Alex Lepe
Jeff Rattikin had long planned to fool with this Internet thing to advance his legal practice, but being a young dad and attorney got in the way. He’s “dusted off” the idea and is moving to use the web to capture a next generation – Millennials – of customers who have legal needs and want immediate access to information, but don’t want to pay for it.
“Lawyers used to feel they were the gatekeepers of information and people need to go to them to find out what the law is,” says Rattikin, 52, whose grandfather and father were lawyers. “That’s no longer the case. Lawyers can’t be the gatekeepers of information. It’s out there; it’s available for free. But the lawyer still plays a pivotal role in analyzing and evaluating a specific situation and applying the law to that situation.”
Rattikin, a member of the Entrepreneurs’ Organization who’s built his Fort Worth law practice off of title and traditional civil transactional law services and a specialty in 10-31 tax exchanges, is working off of three platforms: his Rattikin “bricks and mortar” law firm and website, the texaslegaldocs.com site he launched in 2009 and is simplifying, and getlegal.com, a national site he owns with the Fort Worth attorney Phillip Galyen. He’s converting the three to a uniform process that will enable staff to extract information from potential clients and serve them the same way, regardless of how they contact him.
Secret recipe: The secret is to merge the reputation and experience of a qualified award-winning attorney with the visibility and access that today’s consumers are demanding. The access is the key. If I’m doing it online, people have got to find me, my website has got to be intuitive, and it’s got to be efficient.

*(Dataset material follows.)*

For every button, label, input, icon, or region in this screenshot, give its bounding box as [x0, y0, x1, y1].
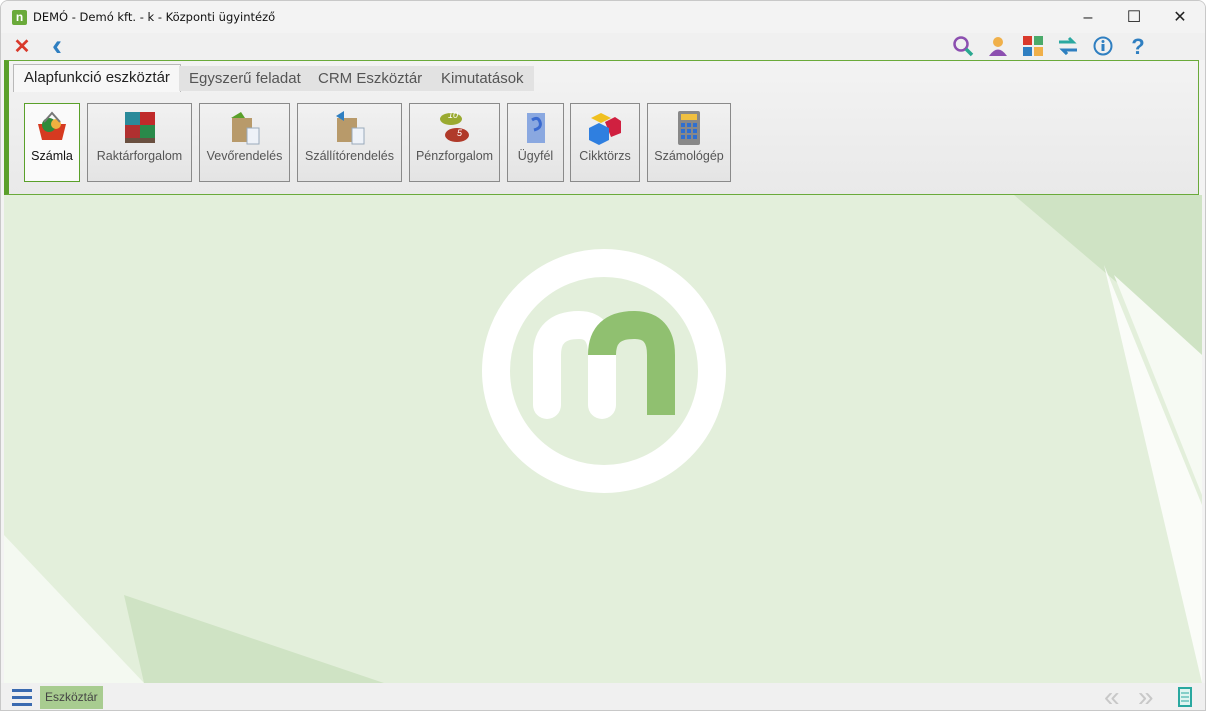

Services: My practice is all transactional in nature. If I can do real estate, business and estate planning online at a great price point, we’re going to be very successful. Texas real estate law is the same all over the state.

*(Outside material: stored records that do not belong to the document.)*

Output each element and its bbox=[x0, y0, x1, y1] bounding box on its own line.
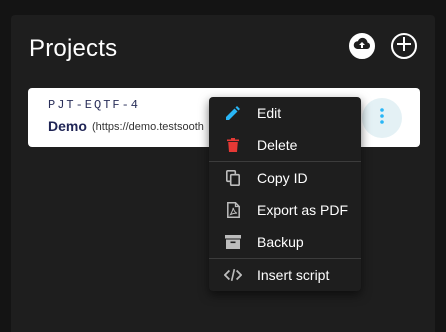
menu-item-delete[interactable]: Delete bbox=[209, 129, 361, 161]
menu-item-edit[interactable]: Edit bbox=[209, 97, 361, 129]
cloud-upload-icon bbox=[353, 37, 371, 56]
page-title: Projects bbox=[29, 35, 118, 62]
copy-icon bbox=[224, 169, 242, 187]
menu-item-insert-script[interactable]: Insert script bbox=[209, 259, 361, 291]
page: Projects PJT-EQTF-4 Demo (https://demo.t… bbox=[0, 0, 446, 332]
menu-item-export-pdf[interactable]: Export as PDF bbox=[209, 194, 361, 226]
menu-item-backup[interactable]: Backup bbox=[209, 226, 361, 258]
add-project-button[interactable] bbox=[391, 33, 417, 59]
project-menu-button[interactable] bbox=[362, 98, 402, 138]
project-name: Demo bbox=[48, 118, 87, 134]
pdf-icon bbox=[224, 201, 242, 219]
project-url: (https://demo.testsooth bbox=[92, 121, 204, 133]
menu-item-label: Insert script bbox=[257, 267, 330, 283]
menu-item-label: Backup bbox=[257, 234, 304, 250]
plus-icon bbox=[397, 36, 411, 56]
menu-item-label: Copy ID bbox=[257, 170, 308, 186]
more-vertical-icon bbox=[380, 107, 384, 129]
pencil-icon bbox=[224, 104, 242, 122]
code-icon bbox=[224, 266, 242, 284]
menu-item-label: Export as PDF bbox=[257, 202, 349, 218]
menu-item-label: Edit bbox=[257, 105, 282, 121]
archive-icon bbox=[224, 233, 242, 251]
trash-icon bbox=[224, 136, 242, 154]
menu-item-copy-id[interactable]: Copy ID bbox=[209, 162, 361, 194]
upload-button[interactable] bbox=[349, 33, 375, 59]
menu-item-label: Delete bbox=[257, 137, 298, 153]
project-id: PJT-EQTF-4 bbox=[48, 98, 141, 112]
project-context-menu: Edit Delete Copy ID Export as PDF Backup… bbox=[209, 97, 361, 291]
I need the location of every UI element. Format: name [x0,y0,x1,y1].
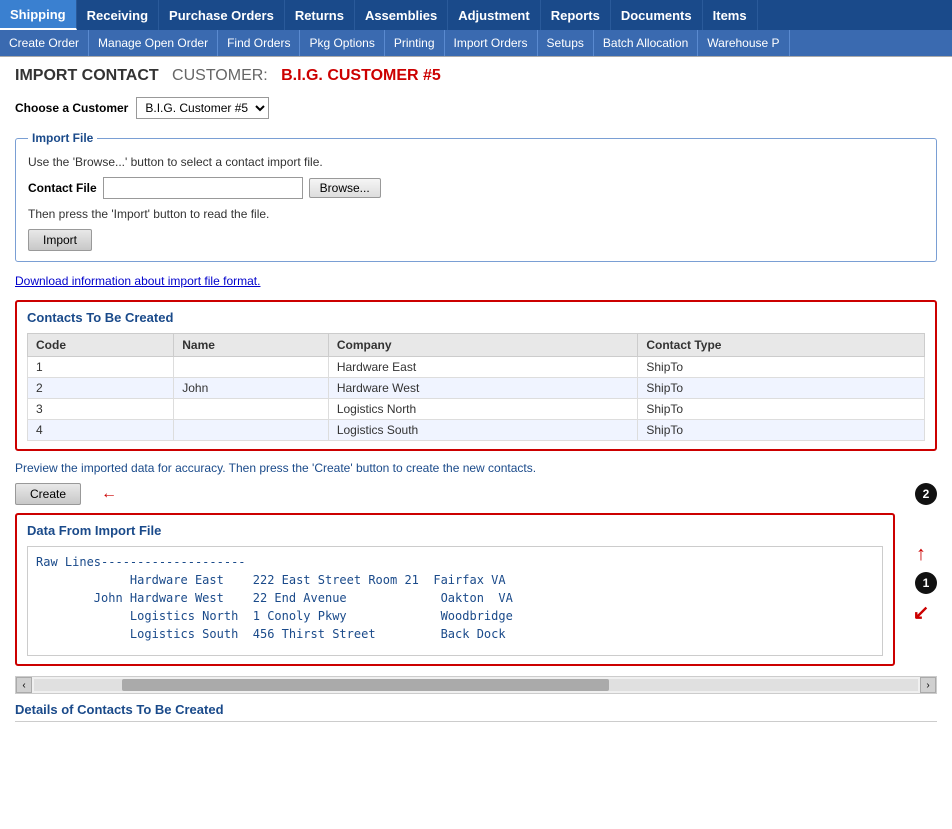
page-title: Import Contact Customer: B.I.G. Customer… [15,67,937,85]
nav-items[interactable]: Items [703,0,758,30]
nav-documents[interactable]: Documents [611,0,703,30]
subnav-printing[interactable]: Printing [385,30,445,56]
h-scrollbar[interactable]: ‹ › [15,676,937,694]
annotation-badge-2: 2 [915,483,937,505]
cell-name [174,399,329,420]
page-content: Import Contact Customer: B.I.G. Customer… [0,57,952,735]
cell-name: John [174,378,329,399]
cell-code: 4 [28,420,174,441]
file-input-row: Contact File Browse... [28,177,924,199]
scroll-track [34,679,918,691]
import-button[interactable]: Import [28,229,92,251]
contacts-section-title: Contacts To Be Created [27,310,925,325]
annotation-column: ↑ 1 ↙ [905,513,937,625]
cell-company: Logistics North [328,399,638,420]
customer-dropdown[interactable]: B.I.G. Customer #5 [136,97,269,119]
customer-name: B.I.G. Customer #5 [281,67,441,84]
cell-contactType: ShipTo [638,420,925,441]
cell-name [174,357,329,378]
col-name: Name [174,334,329,357]
table-row: 2JohnHardware WestShipTo [28,378,925,399]
left-arrow: ← [101,485,117,503]
subnav-create-order[interactable]: Create Order [0,30,89,56]
import-instruction: Use the 'Browse...' button to select a c… [28,155,924,169]
table-row: 4 Logistics SouthShipTo [28,420,925,441]
nav-receiving[interactable]: Receiving [77,0,159,30]
nav-purchase-orders[interactable]: Purchase Orders [159,0,285,30]
cell-company: Logistics South [328,420,638,441]
contact-file-label: Contact File [28,181,97,195]
cell-name [174,420,329,441]
subnav-find-orders[interactable]: Find Orders [218,30,300,56]
browse-button[interactable]: Browse... [309,178,381,198]
nav-returns[interactable]: Returns [285,0,355,30]
cell-code: 1 [28,357,174,378]
create-button-row: Create ← 2 [15,483,937,505]
cell-code: 2 [28,378,174,399]
scroll-right-button[interactable]: › [920,677,936,693]
import-note: Then press the 'Import' button to read t… [28,207,924,221]
col-contact-type: Contact Type [638,334,925,357]
data-import-title: Data From Import File [27,523,883,538]
details-section-title: Details of Contacts To Be Created [15,702,937,717]
data-from-import-section: Data From Import File Raw Lines---------… [15,513,895,666]
cell-contactType: ShipTo [638,378,925,399]
top-navigation: Shipping Receiving Purchase Orders Retur… [0,0,952,30]
col-code: Code [28,334,174,357]
scroll-thumb[interactable] [122,679,608,691]
subnav-import-orders[interactable]: Import Orders [445,30,538,56]
contacts-table: Code Name Company Contact Type 1 Hardware… [27,333,925,441]
annotation-badge-1: 1 [915,572,937,594]
customer-selector-row: Choose a Customer B.I.G. Customer #5 [15,97,937,119]
cell-contactType: ShipTo [638,357,925,378]
page-title-text: Import Contact [15,67,159,84]
subnav-warehouse[interactable]: Warehouse P [698,30,789,56]
preview-text: Preview the imported data for accuracy. … [15,461,937,475]
down-arrow-annotation: ↙ [913,600,930,625]
sub-navigation: Create Order Manage Open Order Find Orde… [0,30,952,57]
data-import-wrapper: Data From Import File Raw Lines---------… [15,513,937,676]
contact-file-input[interactable] [103,177,303,199]
up-arrow-annotation: ↑ [916,543,926,566]
cell-code: 3 [28,399,174,420]
preview-create-row: Preview the imported data for accuracy. … [15,461,937,475]
download-link[interactable]: Download information about import file f… [15,274,937,288]
cell-company: Hardware East [328,357,638,378]
import-file-section: Import File Use the 'Browse...' button t… [15,131,937,262]
nav-adjustment[interactable]: Adjustment [448,0,541,30]
col-company: Company [328,334,638,357]
customer-label: Customer: [172,67,268,84]
import-file-legend: Import File [28,131,97,145]
subnav-setups[interactable]: Setups [538,30,594,56]
subnav-batch-allocation[interactable]: Batch Allocation [594,30,698,56]
subnav-pkg-options[interactable]: Pkg Options [300,30,384,56]
cell-company: Hardware West [328,378,638,399]
subnav-manage-open-order[interactable]: Manage Open Order [89,30,218,56]
cell-contactType: ShipTo [638,399,925,420]
create-button[interactable]: Create [15,483,81,505]
bottom-divider [15,721,937,725]
contacts-to-be-created-section: Contacts To Be Created Code Name Company… [15,300,937,451]
nav-assemblies[interactable]: Assemblies [355,0,448,30]
nav-reports[interactable]: Reports [541,0,611,30]
nav-shipping[interactable]: Shipping [0,0,77,30]
raw-data-box[interactable]: Raw Lines-------------------- Hardware E… [27,546,883,656]
choose-customer-label: Choose a Customer [15,101,128,115]
table-row: 3 Logistics NorthShipTo [28,399,925,420]
table-row: 1 Hardware EastShipTo [28,357,925,378]
scroll-left-button[interactable]: ‹ [16,677,32,693]
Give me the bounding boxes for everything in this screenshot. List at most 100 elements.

Competitors: There are so many free forms out there right now. The problem with the free forms, they are generally multistate, generic forms. People who go online to get those forms don’t know how to fill out the questionnaires. A computer generates these forms, which are bad forms to begin with. My texaslegaldocs.com was never a computer-generated form. It extracted information from the clients so we could recommend and deliver the proper forms.
Upcoming changes to the site, which has charged a flat fee per document: We’re not going to sell documents anymore. We’ll give the documents for free. I’m creating these packages, where online, (clients) can tell us what their need is, and we will evaluate, analyze, and recommend, and we then execute the documents they need. Clients (will be paying) for the expertise and experience and knowledge of Texas law we have.
Getting the word out: I’m talking to some advertising agencies right now about all levels of advertising and marketing. Social media, obviously, is going to be a key part of it. And of course, SEO and making sure we’re visible on Google is very important.
Billings, online vs. brick and mortar today: It’s probably 20-25 percent. It could go to 75 percent if it performs like I think it could.
How getlegal.com, founded in 2009 by Galyen and joined by Rattikin in 2014, works: That service does not practice law. It’s educating the consumer to various topics of law. Once they educate themselves, then they can make the decision: Do I need a form, or do I want to contact an attorney? We put attorneys and consumers together. We allow attorneys to be attorneys in residence on particular subject matter. We also have plans for physical marketplaces for legal services.
Potential markets: There’s a huge untapped market for legal services for Hispanics in the United States. Getlegal also plans on being the market leader on video content.
When do the first brick-and-mortar locations come along: We’re probably talking 2018. The goal would be to establish getlegal as a known brand name in various markets. We don’t need to go national all at once, but certainly in the top five states.
How many lawyers do you have? I have three, but I anticipate probably two more by the end of the year. We have a staff of eight, but that’s going to be increasing rapidly as well.